Auf dem Weg zu Design-Heuristiken
Diese ersten Informationen werden in unserem Projekt weiter ausgearbeitet und münden schliesslich in Heuristiken für das inklusive Design digitaler Gesundheitsinterventionen für ältere Menschen. Unser Ziel ist es, Design-Heuristiken, Empfehlungen und Best Practices zu entwickeln, um die Zugänglichkeit, Benutzerfreundlichkeit und Benutzererfahrung von digitalen Gesundheitsinterventionen speziell für ältere Menschen zu verbessern. Dadurch soll die alternde Bevölkerung in die Lage versetzt werden, sich unabhängig in digitalen Gesundheitslösungen zurechtzufinden.
Es sind bereits viele Technologien verfügbar, die eine Realisierung von inklusivem Design unterstützen. Methoden der künstlichen Intelligenz können Inhalte personalisiert aufbereiten und in einer digitalen Gesundheitslösung zum rechten Zeitpunkt bereitstellen. Der «rechte Zeitpunkt» leitet sich aus dem Verhalten oder Bedürfnissen der nutzenden Person ab. Das Projekt wird zusätzlich solche technologischen Möglichkeiten zur Umsetzung der verschiedenen Design-Heuristiken zusammentragen. Letztlich sind diese Bestrebungen die Grundlage, um zusätzliche Zugänge zu Gesundheitsdiensten zu schaffen, was die Gesundheitsergebnisse und Lebensqualität der älteren Bevölkerung verbessern kann.
Referenzen
Coleman, C. Health Literacy and Clear Communication Best Practices for Telemedicine. HLRP: Health Literacy Research and Practice 2020, 4, doi:10.3928/24748307-20200924-01.
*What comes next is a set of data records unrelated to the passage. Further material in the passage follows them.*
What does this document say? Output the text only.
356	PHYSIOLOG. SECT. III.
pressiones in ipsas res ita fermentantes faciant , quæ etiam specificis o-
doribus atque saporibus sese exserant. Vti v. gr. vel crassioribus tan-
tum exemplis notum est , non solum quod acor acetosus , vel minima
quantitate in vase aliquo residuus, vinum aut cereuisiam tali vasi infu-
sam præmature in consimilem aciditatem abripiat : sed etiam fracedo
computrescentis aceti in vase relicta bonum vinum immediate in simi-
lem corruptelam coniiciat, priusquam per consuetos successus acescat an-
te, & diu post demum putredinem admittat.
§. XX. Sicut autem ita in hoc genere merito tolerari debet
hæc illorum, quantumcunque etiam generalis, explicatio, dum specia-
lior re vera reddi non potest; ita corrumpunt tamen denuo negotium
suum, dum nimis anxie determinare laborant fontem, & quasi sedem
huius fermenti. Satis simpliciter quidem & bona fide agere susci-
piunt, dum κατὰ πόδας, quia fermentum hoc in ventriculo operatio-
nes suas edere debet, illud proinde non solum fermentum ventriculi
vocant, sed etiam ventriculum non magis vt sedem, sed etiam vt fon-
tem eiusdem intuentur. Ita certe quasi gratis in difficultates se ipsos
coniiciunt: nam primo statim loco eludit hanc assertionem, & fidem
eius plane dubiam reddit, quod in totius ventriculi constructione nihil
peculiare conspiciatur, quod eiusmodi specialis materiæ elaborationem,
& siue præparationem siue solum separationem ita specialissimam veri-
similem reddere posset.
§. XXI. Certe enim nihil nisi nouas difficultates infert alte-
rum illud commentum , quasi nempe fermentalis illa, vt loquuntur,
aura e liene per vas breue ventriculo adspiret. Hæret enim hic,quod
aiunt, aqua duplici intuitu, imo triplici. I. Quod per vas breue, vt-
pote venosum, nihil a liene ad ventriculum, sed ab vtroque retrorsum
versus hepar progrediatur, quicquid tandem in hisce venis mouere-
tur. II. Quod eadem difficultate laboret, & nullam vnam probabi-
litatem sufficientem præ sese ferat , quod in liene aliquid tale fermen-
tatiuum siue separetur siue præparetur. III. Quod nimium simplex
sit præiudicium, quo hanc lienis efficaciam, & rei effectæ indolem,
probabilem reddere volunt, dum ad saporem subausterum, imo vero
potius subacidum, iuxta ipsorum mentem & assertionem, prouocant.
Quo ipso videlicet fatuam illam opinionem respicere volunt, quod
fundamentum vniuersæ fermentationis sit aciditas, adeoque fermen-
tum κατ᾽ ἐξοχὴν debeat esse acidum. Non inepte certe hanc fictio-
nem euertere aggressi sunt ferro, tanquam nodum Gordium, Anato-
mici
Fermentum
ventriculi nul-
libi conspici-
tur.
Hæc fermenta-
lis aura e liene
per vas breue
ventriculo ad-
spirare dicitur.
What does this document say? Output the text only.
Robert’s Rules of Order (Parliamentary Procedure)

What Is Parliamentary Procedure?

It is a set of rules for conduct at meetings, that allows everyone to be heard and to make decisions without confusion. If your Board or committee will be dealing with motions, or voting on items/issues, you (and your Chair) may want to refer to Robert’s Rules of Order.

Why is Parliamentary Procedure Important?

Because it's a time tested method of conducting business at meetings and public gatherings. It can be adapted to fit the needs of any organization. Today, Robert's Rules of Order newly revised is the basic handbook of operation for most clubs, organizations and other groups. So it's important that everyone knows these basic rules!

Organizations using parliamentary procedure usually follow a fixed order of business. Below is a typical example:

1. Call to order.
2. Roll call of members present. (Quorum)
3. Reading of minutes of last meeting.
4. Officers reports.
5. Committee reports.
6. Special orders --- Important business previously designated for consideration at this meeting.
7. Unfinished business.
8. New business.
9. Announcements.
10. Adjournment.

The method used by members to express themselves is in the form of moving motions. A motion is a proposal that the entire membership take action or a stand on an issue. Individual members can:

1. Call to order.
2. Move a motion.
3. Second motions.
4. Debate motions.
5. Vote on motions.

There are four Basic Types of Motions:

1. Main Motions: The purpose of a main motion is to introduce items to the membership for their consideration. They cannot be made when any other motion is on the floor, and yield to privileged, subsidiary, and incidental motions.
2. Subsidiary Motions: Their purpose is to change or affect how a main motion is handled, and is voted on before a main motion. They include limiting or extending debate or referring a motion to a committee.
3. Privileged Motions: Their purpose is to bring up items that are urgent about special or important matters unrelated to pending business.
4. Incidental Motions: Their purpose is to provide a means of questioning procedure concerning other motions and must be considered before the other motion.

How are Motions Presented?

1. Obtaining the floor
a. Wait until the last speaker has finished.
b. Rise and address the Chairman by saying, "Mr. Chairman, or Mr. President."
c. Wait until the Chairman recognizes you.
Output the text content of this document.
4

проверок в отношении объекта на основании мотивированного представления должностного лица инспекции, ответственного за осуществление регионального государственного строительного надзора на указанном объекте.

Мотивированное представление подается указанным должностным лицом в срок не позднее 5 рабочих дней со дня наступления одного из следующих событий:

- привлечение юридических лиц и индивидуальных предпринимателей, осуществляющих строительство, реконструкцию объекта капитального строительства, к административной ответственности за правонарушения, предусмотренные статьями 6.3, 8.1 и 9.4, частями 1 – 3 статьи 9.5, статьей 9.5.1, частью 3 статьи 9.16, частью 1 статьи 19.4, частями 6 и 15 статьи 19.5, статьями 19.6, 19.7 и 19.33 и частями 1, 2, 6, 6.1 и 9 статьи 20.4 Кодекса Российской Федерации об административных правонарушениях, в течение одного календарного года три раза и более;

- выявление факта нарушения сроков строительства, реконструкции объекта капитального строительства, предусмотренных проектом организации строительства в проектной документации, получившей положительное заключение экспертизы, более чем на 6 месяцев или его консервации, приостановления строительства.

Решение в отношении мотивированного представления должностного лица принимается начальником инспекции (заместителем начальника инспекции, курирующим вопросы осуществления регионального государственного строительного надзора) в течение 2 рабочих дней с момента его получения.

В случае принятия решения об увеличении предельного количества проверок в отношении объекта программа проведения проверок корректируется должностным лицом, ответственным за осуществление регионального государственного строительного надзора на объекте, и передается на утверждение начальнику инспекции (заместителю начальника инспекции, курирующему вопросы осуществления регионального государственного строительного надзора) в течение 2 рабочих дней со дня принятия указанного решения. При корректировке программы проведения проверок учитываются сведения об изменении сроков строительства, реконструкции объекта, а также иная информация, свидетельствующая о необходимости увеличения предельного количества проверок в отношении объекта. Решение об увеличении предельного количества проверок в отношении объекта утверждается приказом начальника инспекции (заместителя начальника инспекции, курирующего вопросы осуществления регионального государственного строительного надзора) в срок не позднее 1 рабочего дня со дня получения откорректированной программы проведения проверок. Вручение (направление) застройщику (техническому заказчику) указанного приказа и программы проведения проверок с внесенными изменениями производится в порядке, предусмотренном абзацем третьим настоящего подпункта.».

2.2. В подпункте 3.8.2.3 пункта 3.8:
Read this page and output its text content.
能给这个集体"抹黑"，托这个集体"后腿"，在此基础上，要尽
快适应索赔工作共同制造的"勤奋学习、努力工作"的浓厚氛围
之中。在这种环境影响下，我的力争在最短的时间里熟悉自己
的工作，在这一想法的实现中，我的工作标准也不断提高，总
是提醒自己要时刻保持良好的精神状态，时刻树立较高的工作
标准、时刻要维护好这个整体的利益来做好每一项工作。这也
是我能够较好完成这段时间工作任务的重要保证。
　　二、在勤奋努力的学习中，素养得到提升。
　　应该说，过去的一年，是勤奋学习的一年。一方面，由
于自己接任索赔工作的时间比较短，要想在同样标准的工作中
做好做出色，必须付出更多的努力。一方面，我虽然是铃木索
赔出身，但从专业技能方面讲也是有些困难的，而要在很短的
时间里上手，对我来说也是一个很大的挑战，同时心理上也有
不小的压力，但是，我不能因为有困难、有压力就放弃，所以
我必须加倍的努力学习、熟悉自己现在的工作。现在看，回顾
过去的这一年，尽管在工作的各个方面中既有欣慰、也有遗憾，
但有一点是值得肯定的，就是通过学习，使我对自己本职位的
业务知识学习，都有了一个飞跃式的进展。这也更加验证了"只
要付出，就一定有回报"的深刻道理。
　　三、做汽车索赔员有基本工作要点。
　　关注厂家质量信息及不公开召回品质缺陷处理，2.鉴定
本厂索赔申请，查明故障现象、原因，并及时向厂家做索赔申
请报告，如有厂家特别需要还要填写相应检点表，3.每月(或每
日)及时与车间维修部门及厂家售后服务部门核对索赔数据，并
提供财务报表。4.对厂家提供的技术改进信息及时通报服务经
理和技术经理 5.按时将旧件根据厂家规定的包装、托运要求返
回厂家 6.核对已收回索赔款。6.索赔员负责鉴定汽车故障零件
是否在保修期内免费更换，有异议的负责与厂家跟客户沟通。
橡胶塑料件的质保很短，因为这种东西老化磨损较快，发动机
Denecke, K., Kaufmann, B., Reichenpfader, D., Petersen, C. (2024). How to Consider Health Literacy in Digital Health Interventions?. In: Stephanidis, C., Antona, M., Ntoa, S., Salvendy, G. (eds) HCI International 2024 Posters. HCII 2024. Communications in Computer and Information Science, vol 2119. Springer, Cham.
Eichner, J.; Dullabh, P. Accessible Health Information Technology (Health IT) for Populations With Limited Literacy: A Guide
for Developers and Purchasers of Health IT.; 2007; Vol. AHRQ Publication No. 08-0010-EF, MD Agency for Healthcare Research and Quality.
Lyles, Courtney R.; Aguilera Adrian; Nguyen O; Sarkar, Urmimala: Bridging the Digital Health Divide Series. California Health Care Foundation, 2022. https://www.chcf.org/publication/bridging-digital-health-divide-series/ (letzter Zugriff: 8.12.2024.
Mallon, C. Inclusive Design’s next wave breaks for mental health, Microsoft, 7.Mai 2024; https://microsoft.design/articles/inclusive-designs-next-wave-breaks-for-mental-health/ (letzter Zugriff: 09.12.2024);
Murugesu, L.; Heijmans, M.; Rademakers, J.; Fransen, M.P. Challenges and Solutions in Communication with Patients with Low Health Literacy: Perspectives of Healthcare Providers. PLoS One 2022, 17, e0267782, doi:10.1371/journal.pone.0267782.